Sometimes there is a really big baby and a truly tight fit & she needs to work with it, perhaps push harder or longer. Its hard work, like moving a boulder. Being upright helps or pulling something from above her head with her arms (the hang-from-something instinct)


For the woman who doesn't know how to push, its a learning process. Praise what she is doing that is good. Get her upright.

If she is doing little pushes, don’t count them as pushes (in the time limit environment).


Gentle pushes before ACTIVE 2nd stage may be necessary- nudging baby’s head into position. Then maybe rest until uterus starts bearing down.

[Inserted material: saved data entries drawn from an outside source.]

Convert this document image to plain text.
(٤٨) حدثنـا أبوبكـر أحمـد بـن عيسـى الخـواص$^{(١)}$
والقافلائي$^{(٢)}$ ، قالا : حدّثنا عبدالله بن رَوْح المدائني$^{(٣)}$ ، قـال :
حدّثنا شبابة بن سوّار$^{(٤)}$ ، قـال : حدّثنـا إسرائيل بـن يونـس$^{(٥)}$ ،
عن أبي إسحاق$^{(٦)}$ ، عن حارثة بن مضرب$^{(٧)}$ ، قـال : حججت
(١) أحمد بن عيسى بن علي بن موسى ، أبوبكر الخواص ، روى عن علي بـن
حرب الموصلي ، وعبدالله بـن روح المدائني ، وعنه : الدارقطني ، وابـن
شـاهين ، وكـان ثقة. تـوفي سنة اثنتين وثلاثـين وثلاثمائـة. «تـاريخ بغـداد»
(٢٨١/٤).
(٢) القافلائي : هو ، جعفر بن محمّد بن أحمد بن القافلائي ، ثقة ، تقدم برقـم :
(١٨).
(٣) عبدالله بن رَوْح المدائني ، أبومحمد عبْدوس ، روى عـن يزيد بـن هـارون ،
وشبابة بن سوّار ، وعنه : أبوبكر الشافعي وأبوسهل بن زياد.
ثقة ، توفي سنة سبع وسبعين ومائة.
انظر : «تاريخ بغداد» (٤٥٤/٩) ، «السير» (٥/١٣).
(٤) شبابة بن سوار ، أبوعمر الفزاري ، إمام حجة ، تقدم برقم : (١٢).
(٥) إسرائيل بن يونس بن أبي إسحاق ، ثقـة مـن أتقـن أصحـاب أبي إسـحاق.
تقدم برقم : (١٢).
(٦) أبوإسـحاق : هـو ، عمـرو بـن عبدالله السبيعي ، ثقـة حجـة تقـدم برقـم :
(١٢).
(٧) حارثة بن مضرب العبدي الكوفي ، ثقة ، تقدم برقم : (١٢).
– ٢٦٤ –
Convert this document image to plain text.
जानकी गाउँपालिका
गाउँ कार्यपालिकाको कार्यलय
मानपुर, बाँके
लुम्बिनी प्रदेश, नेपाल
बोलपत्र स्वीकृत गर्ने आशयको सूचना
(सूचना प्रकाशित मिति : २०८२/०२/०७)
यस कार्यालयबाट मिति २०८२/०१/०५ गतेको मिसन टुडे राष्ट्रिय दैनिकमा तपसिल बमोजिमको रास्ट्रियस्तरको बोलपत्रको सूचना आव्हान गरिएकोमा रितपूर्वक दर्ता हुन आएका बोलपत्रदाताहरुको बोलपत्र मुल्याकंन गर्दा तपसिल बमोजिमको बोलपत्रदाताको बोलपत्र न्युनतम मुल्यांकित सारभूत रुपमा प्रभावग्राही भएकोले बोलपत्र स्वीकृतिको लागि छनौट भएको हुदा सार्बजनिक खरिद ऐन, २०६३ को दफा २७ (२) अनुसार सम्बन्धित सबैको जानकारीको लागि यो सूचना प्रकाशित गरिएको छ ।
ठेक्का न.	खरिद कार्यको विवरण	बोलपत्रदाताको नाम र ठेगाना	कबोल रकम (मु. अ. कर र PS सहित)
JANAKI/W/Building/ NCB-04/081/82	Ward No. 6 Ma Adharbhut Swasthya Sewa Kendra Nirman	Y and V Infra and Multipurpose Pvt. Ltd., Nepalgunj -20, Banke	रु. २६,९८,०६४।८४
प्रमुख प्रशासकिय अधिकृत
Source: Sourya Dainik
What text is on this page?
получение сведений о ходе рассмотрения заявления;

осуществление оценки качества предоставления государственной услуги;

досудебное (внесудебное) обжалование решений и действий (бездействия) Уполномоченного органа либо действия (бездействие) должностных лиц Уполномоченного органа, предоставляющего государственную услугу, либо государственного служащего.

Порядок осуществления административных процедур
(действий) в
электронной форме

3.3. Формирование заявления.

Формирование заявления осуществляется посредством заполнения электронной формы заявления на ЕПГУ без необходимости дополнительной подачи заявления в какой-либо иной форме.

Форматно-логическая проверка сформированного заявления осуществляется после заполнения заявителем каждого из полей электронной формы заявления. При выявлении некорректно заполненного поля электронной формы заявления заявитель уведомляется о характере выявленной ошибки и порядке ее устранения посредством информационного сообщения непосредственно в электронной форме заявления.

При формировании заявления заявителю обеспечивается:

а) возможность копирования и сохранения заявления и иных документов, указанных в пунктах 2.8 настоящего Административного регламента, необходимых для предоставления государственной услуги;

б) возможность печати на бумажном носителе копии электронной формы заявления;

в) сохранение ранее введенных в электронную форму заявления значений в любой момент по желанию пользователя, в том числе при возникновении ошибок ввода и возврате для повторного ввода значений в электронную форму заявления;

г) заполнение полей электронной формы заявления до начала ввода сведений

When any position is allowed, women usually choose upright, forward leaning or squatting. In the sitting position the baby’s head is pushed into the sacrum > narrower pelvis. Double hip squeezes (pelvic press) during push are good. Also sideways lunge (both ways). Left lying and forward leaning helps the baby's head move down. Leaning forward vs. leaning back increases the dimension of the sacrum-to-pelvic arch. Stair climbing. Kneeling with one foot on floor: “one knee kneeling”


3rd trimester - she should get on all fours a lot! NOT armchairs with knees higher than hips & shoulders back. Her knees should be lower than her hips & her shoulders further forward than her hips. This encourages the baby’s back (heavy part) to roll around. When sitting for periods of time, keep knees 4” lower than hips!




Emotional causes often manifest in late transition. She needs psychological clearing. Remove presence of someone who needs to be removed. Check for fear (past abuse?).  Labor must be safe place to give up control.

Some women need tough love (if acting whiny or helpless). "Dad as Partner" has been overdone. Various midwives admit that women-only births have been fabulous.


Send her to the toilet so she will a) get up b) pee c) sit on toilet (relax)


Most of blood is not in head/brain, it’s in crotch. Increase blood flow to vagina. Vagina enlarges & swells when aroused > kissing, sexual play. Relax face, mouth, jaw, throat. Midwives discuss what they have witnessed as helpful: movement, walk, squat, kiss, dance

“lower chin, tip pelvis” (NOT “chin down, push HARD”), hot packs to perineum, man behind, lower her down, swaying,

“this is the way to have a baby”

Let go to the forces of your body & release the baby.